Wagner-Conzelmann, Sandra
Dr. Sandra Wagner-Conzelmann ist Lehrbeauftragte am Lehrstuhl für Kunstgeschichte der RWTH Aachen und Kuratorin der Ausstellung "Otto Bartning - Architekt einer sozialen Moderne" in Darmstadt.

Doll, Nikola
Nikola Doll ist Wissenschaftliche Mitarbeiterin am Deutschen Historischen Museum Berlin.

Heftrig, Ruth
Ruth Heftrig ist Wissenschaftliche Mitarbeiterin am Kunsthistorischen Institut der Universität Bonn.
Rezensionen

Frankfurter Allgemeine Zeitung - Rezension
Frankfurter Allgemeine Zeitung | Besprechung von 16.03.2007

Kunstgeschichte im Dritten Reich
Ein spannender Sammelband zu Forscherkarrieren nach 1945

Den Ruf zurück nach Deutschland lehnte Erwin Panofsky dankend ab: Zwischen 1933 und 1945 hatte die Flucht der kunstgeschichtlichen Elite ins Exil deutschen Professorenanwärtern ungeahnte Chancen eröffnet.

Als der Kunstwissenschaftler und Farbforscher Ernst Strauss 1949 aus dem Exil zurückkehrte, wurde ihm bei seinen Bemühungen, wieder ein Universitätsamt zu erlangen, von seinen ehemaligen Kollegen und vom zuständigen Ministerium jeder erdenkliche Stein in den Weg gelegt.
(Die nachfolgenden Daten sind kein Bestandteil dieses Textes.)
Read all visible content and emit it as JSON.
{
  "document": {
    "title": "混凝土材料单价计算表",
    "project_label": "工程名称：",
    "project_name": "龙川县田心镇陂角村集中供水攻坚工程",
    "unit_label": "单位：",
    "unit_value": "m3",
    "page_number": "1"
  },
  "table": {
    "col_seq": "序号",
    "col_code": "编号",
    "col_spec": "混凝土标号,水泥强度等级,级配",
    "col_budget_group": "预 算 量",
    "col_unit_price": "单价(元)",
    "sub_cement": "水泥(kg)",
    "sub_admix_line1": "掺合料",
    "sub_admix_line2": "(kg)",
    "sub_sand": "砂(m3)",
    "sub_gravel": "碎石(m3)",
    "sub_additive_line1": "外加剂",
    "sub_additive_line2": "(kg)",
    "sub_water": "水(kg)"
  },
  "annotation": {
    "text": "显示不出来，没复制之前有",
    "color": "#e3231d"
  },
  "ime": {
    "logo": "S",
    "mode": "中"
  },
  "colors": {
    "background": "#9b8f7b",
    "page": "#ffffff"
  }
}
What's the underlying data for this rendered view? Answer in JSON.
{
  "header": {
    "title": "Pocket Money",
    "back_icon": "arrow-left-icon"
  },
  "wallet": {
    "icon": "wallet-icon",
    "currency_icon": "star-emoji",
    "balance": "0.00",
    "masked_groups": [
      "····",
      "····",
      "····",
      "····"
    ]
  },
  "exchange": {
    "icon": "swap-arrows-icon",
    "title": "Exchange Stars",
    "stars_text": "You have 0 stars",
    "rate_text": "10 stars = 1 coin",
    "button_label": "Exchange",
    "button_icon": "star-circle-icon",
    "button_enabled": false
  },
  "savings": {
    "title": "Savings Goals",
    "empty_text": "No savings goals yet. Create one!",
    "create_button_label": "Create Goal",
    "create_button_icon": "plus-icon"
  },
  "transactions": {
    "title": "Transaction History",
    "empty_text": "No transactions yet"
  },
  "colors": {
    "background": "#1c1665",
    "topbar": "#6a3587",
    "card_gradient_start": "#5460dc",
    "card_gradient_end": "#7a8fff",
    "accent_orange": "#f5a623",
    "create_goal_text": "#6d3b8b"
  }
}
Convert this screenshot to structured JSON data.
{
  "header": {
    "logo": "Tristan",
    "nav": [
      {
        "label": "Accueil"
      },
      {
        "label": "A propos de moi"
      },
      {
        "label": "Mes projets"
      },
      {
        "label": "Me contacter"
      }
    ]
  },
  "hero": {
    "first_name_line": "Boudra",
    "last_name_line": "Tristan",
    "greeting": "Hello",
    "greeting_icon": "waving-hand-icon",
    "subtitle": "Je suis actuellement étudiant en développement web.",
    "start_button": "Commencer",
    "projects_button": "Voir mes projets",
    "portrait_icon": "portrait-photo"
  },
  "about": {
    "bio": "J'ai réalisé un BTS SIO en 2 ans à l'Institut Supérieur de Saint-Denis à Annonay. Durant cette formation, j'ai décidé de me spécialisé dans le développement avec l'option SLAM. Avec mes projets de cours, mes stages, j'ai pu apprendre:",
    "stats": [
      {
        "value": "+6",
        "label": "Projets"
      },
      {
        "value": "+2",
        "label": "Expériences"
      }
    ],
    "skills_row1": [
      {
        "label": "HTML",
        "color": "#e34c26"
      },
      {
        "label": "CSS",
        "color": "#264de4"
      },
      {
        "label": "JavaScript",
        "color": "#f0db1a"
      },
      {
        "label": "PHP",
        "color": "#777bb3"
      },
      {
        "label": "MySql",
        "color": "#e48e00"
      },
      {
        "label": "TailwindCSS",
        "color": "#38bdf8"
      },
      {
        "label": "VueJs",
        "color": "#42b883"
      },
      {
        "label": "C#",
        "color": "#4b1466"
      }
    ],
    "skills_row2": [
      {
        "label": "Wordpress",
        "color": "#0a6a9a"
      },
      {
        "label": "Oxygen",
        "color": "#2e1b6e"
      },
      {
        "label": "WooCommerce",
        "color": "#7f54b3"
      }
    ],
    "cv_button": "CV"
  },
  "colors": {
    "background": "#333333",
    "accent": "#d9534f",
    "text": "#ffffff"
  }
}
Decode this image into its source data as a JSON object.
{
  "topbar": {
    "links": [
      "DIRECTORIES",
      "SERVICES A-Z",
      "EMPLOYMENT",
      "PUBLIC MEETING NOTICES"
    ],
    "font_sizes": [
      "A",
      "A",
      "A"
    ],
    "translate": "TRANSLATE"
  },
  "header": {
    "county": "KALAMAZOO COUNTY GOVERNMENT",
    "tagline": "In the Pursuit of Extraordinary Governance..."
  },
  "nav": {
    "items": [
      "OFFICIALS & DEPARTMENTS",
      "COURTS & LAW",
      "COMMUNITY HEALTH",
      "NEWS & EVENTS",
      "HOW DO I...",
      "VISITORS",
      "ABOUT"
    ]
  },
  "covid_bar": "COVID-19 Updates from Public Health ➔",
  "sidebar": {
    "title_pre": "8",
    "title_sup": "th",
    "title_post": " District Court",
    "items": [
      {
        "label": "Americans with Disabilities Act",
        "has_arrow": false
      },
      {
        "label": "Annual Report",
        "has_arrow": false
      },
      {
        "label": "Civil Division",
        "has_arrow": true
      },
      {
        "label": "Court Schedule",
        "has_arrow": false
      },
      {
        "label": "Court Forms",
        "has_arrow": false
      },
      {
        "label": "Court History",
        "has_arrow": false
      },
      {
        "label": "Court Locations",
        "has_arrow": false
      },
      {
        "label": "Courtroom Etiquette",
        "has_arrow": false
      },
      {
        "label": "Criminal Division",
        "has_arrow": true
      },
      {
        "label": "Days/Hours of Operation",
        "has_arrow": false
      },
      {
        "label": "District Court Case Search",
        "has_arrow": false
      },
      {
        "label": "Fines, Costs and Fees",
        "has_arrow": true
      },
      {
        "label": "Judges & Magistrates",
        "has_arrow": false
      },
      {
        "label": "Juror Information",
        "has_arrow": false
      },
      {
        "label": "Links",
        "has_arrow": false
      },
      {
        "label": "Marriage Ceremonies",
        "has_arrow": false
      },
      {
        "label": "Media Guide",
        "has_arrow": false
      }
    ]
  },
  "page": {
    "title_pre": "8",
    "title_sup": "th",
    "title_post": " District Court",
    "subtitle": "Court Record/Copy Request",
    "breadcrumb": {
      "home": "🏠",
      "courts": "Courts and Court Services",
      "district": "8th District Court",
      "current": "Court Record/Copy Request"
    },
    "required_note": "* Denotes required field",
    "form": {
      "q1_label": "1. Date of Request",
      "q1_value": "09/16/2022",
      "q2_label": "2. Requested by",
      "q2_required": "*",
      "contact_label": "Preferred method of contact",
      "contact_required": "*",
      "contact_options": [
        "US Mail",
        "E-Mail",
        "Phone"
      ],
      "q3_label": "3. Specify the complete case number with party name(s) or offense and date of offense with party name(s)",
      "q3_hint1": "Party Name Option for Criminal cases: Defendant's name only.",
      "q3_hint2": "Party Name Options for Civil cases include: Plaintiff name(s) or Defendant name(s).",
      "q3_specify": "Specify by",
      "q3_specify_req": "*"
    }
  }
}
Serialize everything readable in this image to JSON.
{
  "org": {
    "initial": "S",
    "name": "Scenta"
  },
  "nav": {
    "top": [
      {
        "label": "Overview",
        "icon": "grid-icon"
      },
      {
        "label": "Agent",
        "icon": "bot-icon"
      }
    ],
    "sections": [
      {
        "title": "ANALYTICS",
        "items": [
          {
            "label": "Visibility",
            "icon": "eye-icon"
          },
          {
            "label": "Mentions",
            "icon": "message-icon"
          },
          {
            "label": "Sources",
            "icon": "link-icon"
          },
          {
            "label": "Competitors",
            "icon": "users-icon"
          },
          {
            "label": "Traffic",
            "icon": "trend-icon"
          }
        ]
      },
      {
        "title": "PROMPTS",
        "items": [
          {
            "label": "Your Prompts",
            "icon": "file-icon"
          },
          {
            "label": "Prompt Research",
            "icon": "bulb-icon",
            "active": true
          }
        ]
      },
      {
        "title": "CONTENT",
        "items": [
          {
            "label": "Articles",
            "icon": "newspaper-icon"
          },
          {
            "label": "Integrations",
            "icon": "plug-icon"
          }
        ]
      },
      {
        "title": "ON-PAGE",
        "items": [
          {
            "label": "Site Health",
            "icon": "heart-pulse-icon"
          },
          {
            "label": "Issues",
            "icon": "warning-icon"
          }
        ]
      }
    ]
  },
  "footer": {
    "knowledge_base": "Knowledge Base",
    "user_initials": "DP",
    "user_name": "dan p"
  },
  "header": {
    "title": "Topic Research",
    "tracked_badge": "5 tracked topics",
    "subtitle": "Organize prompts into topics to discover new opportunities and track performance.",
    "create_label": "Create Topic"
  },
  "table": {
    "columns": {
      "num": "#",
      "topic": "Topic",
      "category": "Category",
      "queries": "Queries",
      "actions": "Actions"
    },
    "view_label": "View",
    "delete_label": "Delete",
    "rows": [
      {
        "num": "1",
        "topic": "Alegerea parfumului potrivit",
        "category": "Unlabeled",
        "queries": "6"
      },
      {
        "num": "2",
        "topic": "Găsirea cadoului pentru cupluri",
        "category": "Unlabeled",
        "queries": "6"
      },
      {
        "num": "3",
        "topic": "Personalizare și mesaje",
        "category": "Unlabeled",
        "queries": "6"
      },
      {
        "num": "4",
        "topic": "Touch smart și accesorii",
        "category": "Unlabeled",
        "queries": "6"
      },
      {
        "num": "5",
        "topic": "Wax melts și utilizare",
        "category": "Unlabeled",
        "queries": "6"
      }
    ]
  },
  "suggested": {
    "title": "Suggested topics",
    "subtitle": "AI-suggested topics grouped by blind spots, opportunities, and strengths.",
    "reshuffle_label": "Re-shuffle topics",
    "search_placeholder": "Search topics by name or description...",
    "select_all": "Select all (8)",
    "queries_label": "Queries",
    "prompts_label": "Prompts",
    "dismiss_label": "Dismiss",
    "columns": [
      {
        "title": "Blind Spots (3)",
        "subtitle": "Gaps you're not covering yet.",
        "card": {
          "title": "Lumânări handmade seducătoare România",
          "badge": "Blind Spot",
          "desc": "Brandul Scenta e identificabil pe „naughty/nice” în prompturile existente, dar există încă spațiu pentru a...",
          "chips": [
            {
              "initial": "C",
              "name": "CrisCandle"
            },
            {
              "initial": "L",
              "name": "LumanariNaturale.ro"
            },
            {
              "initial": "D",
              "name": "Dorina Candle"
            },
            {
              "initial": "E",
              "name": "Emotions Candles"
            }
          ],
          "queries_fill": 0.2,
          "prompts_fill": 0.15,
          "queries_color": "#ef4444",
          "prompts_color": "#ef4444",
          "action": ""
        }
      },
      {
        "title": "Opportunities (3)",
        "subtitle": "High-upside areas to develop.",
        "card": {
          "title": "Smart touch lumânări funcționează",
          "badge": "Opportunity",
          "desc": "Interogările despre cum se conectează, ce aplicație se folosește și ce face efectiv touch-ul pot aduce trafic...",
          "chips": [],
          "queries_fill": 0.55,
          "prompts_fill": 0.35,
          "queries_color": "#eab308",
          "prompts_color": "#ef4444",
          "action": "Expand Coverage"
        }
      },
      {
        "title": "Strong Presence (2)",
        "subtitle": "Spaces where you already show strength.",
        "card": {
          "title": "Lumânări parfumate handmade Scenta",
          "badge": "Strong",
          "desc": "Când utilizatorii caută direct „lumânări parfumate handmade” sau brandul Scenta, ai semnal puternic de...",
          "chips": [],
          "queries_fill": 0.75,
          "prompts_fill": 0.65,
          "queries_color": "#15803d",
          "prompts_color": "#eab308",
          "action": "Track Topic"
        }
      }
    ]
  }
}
Man wollte wohl nicht täglich daran erinnert werden, wie praktisch es gewesen war, dass 1933 ein gut Teil der wissenschaftlichen Elite das Feld räumen musste, womit sich die Chancen für die Verbliebenen erheblich verbessert hatten - etwa für den Kunsthistoriker Hugo Kehrer. Die Karriere des heute vergessenen Spezialisten für die spanische Kunst war nicht recht in Gang gekommen, bis ihm der Eintritt in die NSDAP 1933 neue Chancen eröffnete. Da die Kunstwissenschaft im scheinbar politikfreien Raum stattfand, konnte Kehrer sich nach 1945 erfolgreich rehabilitieren und mit allen Ehren den Ruhestand antreten.

Der Mythos von der Stunde Null im Jahre 1945 ist schon lange entlarvt. Aber konkrete Beispiele wie die beiden Biographien, die Christian Fuhrmeister vorstellt, zeigen deutlich, warum herausragende Vertreter des Faches wie Erwin Panofsky die Rufe zur Rückkehr in die ehemalige Heimat dankend ablehnten. Die jahrzehntelange Provinzialität der deutschen Kunstwissenschaft war auch eine Folge der fehlenden Aufarbeitung des Dritten Reiches. Die Auswirkungen der Diktatur auf die Geschichte des Faches Kunstgeschichte, seien es Verfolgung, Exil oder ideologische Anverwandlungen, wurden in den letzten Jahren verstärkt erforscht. Der vorliegende Band nimmt nun die ersten Jahre der Bundesrepublik in den Fokus.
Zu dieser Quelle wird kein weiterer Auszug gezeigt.